The California Legislative Analyst’s Office (LAO) recently stated a convoluted system that is used to determine subsidies to redemption centers has contributed to the closing of more than 300 of those sites in the past 16 months. The centers are critical to recovering drink containers covered by the California Redemption Value (CRV) program.
The subsidy issue was one point noted in an analysis from LAO that was released last month. It discussed the unintended consequences of the way the state program is set up. The review pointed to a few aspects peculiar to California’s program and contrasted them with programs in nine other deposit states. LAO is a nonpartisan office that advises the legislature.
The CRV program adds a 5- or 10-cent surcharge on drink containers, with the amount depending on container size. The charge is refunded when the container is returned for recycling. Most returns are done through collection centers, also known as redemption or recycling centers.
The CRV program collects an immense number of containers. From July 2015 through June 2016 – the most recent 12-month period for which figures are available – the state redeemed nearly 8.6 billion PET containers and 177 million HDPE containers, out of more than 18.7 billion beverage containers altogether.

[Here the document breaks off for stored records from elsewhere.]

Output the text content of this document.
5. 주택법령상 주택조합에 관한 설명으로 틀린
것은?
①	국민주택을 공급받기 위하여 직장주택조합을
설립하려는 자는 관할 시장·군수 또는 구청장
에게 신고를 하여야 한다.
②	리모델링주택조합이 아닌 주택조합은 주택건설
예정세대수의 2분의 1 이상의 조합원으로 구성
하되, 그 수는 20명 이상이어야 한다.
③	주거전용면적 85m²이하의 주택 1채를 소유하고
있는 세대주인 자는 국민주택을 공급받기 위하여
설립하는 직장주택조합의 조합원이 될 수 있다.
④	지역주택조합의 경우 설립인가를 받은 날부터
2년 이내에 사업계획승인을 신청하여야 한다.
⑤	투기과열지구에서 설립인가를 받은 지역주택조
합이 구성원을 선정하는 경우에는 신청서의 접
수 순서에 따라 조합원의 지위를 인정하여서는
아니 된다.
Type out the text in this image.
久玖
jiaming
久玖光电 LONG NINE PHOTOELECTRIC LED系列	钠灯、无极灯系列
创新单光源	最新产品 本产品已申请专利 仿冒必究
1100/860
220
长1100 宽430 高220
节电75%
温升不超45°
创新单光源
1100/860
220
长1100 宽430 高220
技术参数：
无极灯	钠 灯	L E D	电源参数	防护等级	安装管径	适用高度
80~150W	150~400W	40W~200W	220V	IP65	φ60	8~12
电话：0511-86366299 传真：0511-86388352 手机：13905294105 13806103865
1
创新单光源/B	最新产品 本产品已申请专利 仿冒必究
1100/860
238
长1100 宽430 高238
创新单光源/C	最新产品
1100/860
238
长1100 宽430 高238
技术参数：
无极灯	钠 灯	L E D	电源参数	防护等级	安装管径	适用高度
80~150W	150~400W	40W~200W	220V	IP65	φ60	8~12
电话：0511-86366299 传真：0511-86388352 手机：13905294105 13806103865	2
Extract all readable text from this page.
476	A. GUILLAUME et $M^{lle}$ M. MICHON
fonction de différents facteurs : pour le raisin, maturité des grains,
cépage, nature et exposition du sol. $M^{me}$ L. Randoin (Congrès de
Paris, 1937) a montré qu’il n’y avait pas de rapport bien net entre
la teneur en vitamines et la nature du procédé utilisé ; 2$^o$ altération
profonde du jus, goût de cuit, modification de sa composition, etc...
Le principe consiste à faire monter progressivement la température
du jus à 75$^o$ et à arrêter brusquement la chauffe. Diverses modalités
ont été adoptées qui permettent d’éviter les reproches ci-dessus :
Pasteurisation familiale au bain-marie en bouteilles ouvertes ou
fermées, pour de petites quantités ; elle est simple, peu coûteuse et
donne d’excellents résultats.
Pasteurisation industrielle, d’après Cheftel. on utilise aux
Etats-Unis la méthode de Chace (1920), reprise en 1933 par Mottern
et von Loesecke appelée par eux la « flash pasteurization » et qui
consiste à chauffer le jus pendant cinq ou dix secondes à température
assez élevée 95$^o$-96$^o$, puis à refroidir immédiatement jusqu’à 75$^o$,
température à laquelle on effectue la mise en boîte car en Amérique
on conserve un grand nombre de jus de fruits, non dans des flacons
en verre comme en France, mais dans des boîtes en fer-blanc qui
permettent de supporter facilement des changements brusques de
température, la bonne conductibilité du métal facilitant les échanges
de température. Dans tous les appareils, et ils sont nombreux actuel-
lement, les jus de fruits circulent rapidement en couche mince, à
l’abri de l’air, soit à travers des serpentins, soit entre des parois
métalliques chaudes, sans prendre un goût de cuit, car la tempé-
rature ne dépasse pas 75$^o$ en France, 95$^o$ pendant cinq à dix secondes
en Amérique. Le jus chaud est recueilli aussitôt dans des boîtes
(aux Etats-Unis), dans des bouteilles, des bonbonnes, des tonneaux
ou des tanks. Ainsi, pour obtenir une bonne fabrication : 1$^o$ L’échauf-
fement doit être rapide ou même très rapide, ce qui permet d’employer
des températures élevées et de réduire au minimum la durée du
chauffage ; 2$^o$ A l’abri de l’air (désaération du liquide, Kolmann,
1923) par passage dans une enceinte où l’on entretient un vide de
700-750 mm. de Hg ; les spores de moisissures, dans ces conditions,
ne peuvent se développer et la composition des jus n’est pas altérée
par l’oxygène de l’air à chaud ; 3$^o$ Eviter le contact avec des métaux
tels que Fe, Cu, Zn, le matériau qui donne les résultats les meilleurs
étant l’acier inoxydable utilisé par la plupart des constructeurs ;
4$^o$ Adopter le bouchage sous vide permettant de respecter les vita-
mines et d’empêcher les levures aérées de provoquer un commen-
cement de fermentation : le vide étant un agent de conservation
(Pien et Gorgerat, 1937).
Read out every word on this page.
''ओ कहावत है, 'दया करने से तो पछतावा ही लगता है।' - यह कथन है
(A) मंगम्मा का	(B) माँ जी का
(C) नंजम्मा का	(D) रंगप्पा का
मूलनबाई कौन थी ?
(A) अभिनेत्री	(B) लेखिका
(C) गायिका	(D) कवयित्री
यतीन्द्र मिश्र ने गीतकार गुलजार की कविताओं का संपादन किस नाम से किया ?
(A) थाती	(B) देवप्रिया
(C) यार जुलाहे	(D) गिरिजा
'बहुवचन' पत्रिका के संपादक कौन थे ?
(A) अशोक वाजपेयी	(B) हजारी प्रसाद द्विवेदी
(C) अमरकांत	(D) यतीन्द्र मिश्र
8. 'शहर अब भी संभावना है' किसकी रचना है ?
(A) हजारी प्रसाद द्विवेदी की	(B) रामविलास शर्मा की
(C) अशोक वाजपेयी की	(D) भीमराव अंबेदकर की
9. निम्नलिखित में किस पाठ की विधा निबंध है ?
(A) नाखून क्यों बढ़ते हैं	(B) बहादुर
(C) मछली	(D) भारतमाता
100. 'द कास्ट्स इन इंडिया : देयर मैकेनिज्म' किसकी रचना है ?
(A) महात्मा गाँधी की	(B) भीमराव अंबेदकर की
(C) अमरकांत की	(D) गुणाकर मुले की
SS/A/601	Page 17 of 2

Collection center closures
As of early April there were 1,692 collection centers operating, down from 1,832 one year earlier. The CRV program establishes “convenience zones” that cover a half-mile around supermarkets with annual sales of more than $2 million. If there is no collection center in these areas, the supermarket is responsible for redeeming covered containers or paying a daily fee to opt out.
The percentage of convenience zones unserved by a collection center statewide jumped from 14 percent to 25 percent from March 2016 to March 2017. That impacts businesses, which become legally obligated to redeem or pay the fee, and consumers, who have fewer options for redemption.
California collection centers are responsible for selling containers to processors, as opposed to other states in which beverage distributors fund that process. That means collection centers have to absorb the cost when scrap values fall. The LAO noted that often hits collection centers harder than it does distributors, which tend to be larger companies.
That’s why collection centers located within convenience zones receive payments from the California Department of Resources Recycling and Recovery (CalRecycle) to offset the difference between scrap values and collection costs. This is similar to the handler fee paid to redemption centers in many other states, except for how the fee is set. Rather than an amount set by lawmakers, California’s payments are based on the average cost to collection centers.
But the LAO pointed out the handler fee amount is only updated quarterly, which often fails to keep up with quickly fluctuating commodity prices. Other unexpected economic changes can take even longer to factor into the handler fee. For instance, the report cited a recent raise in the minimum wage and explained that “these increases will not fully be reflected in the handling fee amount for several years until data can be collected and incorporated in the next cost survey completed following those increases – likely in 2020.”
Finally, the LAO report took note of the operational flexibility redemption outlets enjoy in other states, compared with the relative rigidity of California’s redemption center requirements. Along with simple requirements such as mandated hours of operation, California prohibits certain departures from standard bottle collection systems that have been implemented in other states. As examples, mobile collection programs, such as those in Hawaii and New York, are not allowed. Bulk collection, in which customers can drop off bags full of containers for redemption, is also limited.
“Removing requirements that are costly or not effective could make additional closures less likely,” the report concluded. “If there is concern that eliminating some requirements might reduce consumer convenience, the Legislature could consider using pilot projects to collect data and monitor the effects of the change before implementing them statewide.”